As we learned last week, the effects of both gender and socioeconomic status have an effect on the life expectancy and health of the individual in question. These both provide the person with opportunities they wouldn’t otherwise have if they were of a lower socioeconomic status or of an opposing genders. A recent study shows however that there might be this inequality in the hospitals themselves.
In this article, it states that women are less likely to get warned of the risk for heart disease by their doctors, due to the doctors understanding it as a “men’s” disease. Because of this, men are more likely to get treated for heart disease due to the doctor telling them beforehand and giving them prevention methods. As a result, 4.5% of women below 60 died in hospitals compared to the 3% of men below 60 due to heart diseases.
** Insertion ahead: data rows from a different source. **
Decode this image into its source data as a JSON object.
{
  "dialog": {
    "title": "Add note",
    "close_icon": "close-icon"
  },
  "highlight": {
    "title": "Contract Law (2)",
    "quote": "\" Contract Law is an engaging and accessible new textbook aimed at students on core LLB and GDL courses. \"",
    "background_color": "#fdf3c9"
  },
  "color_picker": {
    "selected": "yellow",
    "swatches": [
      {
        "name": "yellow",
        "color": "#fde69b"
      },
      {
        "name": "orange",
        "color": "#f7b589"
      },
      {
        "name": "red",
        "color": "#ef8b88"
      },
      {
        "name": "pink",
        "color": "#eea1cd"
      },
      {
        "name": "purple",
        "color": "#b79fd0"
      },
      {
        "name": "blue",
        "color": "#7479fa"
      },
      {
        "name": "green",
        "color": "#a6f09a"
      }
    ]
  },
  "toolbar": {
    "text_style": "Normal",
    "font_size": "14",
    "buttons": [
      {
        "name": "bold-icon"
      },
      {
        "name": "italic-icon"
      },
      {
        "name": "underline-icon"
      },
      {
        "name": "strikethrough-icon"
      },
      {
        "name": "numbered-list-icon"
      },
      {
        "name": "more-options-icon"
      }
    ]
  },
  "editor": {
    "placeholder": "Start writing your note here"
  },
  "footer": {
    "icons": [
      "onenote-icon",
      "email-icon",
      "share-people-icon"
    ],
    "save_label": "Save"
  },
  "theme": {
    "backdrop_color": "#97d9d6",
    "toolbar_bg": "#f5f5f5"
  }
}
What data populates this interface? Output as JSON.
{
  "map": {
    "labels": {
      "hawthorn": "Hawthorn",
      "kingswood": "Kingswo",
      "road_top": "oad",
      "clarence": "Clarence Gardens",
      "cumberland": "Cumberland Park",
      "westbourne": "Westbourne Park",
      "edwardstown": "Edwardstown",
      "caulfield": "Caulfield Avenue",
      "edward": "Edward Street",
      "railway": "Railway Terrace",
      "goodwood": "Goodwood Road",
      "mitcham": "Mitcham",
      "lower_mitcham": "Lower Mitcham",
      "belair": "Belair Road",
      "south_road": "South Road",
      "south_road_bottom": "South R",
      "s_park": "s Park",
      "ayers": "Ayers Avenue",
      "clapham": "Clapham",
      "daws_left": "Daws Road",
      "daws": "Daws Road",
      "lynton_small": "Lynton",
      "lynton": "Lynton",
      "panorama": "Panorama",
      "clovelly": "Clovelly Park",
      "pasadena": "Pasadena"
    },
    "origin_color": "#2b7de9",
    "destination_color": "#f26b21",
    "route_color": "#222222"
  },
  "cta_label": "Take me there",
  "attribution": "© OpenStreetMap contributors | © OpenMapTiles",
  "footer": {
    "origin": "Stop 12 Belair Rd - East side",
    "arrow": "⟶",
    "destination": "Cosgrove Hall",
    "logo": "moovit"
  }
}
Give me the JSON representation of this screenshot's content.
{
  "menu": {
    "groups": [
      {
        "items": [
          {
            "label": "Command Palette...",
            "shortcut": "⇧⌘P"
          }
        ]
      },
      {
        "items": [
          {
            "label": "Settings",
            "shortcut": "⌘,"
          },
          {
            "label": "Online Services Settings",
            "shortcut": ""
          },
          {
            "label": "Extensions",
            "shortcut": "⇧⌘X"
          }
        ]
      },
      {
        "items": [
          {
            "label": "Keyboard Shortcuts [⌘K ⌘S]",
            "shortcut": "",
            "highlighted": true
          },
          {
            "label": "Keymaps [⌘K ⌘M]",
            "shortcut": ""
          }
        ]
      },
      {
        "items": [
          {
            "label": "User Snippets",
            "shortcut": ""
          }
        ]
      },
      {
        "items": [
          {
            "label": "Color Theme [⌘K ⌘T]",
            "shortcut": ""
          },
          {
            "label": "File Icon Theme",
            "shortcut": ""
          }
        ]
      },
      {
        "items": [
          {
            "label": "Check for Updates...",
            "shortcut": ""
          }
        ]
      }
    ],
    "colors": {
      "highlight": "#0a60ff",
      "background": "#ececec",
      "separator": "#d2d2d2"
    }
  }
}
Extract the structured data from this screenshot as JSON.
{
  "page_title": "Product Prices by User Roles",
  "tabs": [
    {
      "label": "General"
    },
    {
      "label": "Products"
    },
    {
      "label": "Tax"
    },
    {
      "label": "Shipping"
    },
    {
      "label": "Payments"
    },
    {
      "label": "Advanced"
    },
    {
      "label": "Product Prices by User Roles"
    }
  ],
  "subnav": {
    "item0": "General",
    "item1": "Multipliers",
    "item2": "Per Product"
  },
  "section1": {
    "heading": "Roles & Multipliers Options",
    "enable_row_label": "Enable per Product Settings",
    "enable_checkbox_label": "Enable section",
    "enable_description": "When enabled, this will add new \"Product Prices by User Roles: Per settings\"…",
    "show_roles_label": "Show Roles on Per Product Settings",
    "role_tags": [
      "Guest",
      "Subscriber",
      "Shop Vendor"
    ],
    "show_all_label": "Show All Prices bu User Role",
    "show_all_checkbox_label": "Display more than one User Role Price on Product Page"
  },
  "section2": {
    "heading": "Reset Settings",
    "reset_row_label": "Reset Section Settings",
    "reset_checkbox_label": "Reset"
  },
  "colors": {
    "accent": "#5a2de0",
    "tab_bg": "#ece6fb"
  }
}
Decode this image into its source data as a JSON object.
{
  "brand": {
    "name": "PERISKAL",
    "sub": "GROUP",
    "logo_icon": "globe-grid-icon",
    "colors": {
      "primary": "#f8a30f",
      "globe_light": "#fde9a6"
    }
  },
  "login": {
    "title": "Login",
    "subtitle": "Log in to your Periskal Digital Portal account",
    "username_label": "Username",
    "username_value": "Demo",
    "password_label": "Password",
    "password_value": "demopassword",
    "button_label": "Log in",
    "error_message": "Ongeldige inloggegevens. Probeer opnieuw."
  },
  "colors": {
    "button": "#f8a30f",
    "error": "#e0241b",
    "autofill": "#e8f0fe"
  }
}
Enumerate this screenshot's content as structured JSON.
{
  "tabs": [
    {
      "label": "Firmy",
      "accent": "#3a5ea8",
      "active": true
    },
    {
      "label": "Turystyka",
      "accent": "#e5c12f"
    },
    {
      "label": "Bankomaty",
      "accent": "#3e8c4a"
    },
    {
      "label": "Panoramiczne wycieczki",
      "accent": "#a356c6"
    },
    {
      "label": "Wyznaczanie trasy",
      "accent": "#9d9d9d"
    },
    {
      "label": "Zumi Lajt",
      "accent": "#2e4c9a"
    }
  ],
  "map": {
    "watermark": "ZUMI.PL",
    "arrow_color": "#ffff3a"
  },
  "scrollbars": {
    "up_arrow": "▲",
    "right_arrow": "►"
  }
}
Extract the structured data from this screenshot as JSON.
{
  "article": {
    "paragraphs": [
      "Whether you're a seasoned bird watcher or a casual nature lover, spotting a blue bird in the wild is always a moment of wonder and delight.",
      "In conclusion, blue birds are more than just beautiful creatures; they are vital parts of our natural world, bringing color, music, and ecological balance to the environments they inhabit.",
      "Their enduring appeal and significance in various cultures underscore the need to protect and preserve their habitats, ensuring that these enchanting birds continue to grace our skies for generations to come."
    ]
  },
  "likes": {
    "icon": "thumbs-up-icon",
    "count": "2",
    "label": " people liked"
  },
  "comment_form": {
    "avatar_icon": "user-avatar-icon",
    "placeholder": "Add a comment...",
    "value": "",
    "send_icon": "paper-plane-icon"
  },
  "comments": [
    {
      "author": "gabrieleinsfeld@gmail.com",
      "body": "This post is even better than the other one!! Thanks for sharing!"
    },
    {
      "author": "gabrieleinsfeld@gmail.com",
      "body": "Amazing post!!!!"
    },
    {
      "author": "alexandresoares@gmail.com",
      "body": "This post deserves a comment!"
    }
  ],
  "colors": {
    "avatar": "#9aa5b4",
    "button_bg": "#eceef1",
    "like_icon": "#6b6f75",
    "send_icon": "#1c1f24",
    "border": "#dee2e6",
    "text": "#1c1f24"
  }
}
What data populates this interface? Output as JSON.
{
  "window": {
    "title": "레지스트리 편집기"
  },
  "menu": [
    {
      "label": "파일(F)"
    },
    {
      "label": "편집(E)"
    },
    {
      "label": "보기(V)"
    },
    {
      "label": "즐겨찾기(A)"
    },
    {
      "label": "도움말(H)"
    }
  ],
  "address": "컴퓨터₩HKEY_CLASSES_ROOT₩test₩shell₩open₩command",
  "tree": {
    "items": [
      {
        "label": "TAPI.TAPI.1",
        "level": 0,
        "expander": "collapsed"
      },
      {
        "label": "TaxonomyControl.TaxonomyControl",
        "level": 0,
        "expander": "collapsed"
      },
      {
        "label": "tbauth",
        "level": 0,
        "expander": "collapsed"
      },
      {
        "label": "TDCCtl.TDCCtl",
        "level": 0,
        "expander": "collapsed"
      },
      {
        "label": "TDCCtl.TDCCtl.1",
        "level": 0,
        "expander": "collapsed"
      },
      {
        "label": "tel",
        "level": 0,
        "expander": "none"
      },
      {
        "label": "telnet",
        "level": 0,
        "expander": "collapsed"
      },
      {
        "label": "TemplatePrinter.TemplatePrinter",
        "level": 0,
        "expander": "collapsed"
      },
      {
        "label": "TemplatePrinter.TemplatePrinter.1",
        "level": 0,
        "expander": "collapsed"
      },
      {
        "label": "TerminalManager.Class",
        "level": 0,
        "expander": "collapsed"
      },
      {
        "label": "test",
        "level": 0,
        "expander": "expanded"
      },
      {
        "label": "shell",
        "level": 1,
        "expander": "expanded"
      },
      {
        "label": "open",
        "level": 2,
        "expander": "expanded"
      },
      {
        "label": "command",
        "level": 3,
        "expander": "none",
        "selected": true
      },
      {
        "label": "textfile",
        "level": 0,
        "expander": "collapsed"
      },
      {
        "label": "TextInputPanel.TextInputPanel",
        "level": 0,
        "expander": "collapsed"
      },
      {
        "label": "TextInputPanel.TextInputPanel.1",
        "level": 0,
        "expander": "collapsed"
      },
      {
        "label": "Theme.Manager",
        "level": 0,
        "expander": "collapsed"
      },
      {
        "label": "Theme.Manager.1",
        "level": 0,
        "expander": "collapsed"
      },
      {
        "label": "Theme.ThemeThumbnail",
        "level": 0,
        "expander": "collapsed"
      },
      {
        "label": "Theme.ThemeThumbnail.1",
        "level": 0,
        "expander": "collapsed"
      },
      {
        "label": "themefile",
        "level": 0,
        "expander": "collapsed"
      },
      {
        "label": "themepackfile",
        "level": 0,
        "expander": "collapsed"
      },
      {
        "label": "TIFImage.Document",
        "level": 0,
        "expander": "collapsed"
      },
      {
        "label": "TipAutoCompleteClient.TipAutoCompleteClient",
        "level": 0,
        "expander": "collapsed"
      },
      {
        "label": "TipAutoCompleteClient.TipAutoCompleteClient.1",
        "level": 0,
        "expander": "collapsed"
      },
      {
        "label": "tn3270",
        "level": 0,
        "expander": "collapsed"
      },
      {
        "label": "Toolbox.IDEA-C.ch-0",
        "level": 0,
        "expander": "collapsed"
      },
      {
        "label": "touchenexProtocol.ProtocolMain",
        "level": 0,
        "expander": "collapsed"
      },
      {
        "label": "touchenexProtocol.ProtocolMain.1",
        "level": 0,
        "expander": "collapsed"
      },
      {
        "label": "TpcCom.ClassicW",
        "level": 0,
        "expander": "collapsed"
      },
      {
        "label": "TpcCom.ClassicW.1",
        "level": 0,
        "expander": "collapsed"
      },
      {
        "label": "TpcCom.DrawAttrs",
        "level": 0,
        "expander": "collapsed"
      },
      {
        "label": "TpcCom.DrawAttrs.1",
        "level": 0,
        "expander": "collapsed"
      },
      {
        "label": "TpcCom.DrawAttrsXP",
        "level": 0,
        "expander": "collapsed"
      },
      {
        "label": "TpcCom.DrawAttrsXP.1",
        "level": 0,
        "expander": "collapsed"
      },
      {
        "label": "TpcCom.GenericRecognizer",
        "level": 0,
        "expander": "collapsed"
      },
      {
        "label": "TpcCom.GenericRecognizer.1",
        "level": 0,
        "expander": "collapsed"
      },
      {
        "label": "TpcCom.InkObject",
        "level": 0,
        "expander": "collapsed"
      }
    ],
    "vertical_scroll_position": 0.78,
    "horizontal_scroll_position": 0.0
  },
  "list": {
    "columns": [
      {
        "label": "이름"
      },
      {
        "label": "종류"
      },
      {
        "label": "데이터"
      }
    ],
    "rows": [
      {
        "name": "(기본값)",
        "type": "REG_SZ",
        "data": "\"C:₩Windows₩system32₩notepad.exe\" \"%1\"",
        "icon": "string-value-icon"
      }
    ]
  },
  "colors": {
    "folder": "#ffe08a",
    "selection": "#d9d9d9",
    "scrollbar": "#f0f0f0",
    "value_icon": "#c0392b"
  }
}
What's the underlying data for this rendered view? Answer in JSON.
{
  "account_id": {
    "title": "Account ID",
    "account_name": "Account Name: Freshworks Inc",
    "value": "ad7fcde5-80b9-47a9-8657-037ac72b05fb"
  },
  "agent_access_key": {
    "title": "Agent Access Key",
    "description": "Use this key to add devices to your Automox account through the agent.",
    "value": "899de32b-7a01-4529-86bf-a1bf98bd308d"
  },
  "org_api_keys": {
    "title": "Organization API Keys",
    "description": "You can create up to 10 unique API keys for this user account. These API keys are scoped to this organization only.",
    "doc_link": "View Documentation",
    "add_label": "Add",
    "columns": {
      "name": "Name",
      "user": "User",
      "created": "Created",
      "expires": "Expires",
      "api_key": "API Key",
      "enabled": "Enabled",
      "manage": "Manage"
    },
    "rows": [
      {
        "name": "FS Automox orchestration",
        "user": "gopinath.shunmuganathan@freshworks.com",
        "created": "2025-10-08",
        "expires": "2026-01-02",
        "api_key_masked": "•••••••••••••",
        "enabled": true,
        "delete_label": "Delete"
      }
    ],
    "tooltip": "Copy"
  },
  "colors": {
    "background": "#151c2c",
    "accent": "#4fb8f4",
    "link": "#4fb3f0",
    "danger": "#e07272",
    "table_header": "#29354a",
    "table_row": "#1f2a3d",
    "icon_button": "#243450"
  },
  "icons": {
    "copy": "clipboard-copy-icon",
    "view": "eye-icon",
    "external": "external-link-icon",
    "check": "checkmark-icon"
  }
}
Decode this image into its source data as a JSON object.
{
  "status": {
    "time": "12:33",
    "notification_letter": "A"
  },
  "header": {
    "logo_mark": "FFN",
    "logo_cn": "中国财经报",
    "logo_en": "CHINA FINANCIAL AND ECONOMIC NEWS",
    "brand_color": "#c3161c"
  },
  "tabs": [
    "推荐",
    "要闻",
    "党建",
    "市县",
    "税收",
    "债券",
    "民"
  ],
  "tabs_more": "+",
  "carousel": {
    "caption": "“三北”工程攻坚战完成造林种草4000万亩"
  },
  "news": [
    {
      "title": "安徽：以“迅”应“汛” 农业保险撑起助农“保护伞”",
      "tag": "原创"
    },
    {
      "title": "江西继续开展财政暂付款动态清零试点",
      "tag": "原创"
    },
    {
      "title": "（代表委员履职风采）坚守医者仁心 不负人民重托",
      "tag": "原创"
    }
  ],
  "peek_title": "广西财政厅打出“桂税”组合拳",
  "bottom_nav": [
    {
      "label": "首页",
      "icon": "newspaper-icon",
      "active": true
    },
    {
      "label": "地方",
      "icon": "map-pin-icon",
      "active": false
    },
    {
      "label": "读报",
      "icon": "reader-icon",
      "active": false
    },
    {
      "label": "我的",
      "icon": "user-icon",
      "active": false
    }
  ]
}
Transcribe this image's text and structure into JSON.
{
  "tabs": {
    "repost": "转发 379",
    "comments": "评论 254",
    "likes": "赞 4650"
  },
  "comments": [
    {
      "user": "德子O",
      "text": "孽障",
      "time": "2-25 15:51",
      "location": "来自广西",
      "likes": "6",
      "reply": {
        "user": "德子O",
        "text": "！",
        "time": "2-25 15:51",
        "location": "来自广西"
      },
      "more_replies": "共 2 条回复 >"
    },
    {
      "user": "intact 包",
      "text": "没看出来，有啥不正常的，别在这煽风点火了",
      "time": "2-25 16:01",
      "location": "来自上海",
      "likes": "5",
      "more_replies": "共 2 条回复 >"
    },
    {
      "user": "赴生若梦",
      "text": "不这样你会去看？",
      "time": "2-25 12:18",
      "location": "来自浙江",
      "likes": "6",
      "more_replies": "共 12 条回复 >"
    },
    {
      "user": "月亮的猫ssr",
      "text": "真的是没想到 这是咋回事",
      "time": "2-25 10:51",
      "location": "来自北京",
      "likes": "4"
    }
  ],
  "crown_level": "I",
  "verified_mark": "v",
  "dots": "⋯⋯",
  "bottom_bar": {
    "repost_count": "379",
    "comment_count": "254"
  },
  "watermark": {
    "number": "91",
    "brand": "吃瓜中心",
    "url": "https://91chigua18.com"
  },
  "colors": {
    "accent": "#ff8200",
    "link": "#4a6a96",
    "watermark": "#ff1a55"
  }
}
This raises serious issues in regards to both research and treatment. In regards to treatment, whenever a person is shown to have symptoms of anything, be it heart disease or any other disease, it is the job of the doctor to inform the patient and not act under the guise of it being a specific gender disease. It is not the patient who is at fault in situations like these, as he/she would not know they have anything wrong with them until it is too late, but rather it is the fault of the doctor. In regards to research, the very last line of the article pointed out a clear fault that we have been talking about for quite a while last week: “Officials should also enforce existing policies that require women to be included in research instead of men only, she added.”. The reasons why doctors would think this way would be because not enough research is done on female subjects so only data involving males is obtained. If we are to prevent diseases in general, we have to have research to understand both the female and male anatomy and their susceptibility to diseases or we won’t understand the entire picture of said condition.
In Peter Conrad and Kristin Barker’s article, they explain the concept of social constructionism and say that “the emphasis is on how meanings of phenomena do not necessarily inhere in the phenomena themselves but develop through interaction in a social context.” In other words, the disease itself may have an entirely different meaning than the illness, based on social context, cultural differences, lack of knowledge, and different perceptions. They also claim that a “stigmatized illness can make an illness much more difficult to treat and manage” and then go into the example about HIV/AIDS and how people are less likely to seek help for their condition. Because technology heavily influences social behavior and experiences today, do you think this has anything to do with how we view illnesses and diseases? Technology, especially the Internet, allows information to be public, available, and accessible as well, so is it bad that all this excess information is available since the public is able to interpret it however they want to? Should we be focusing on educating and reducing the stigma in society instead of giving out all this information to the public?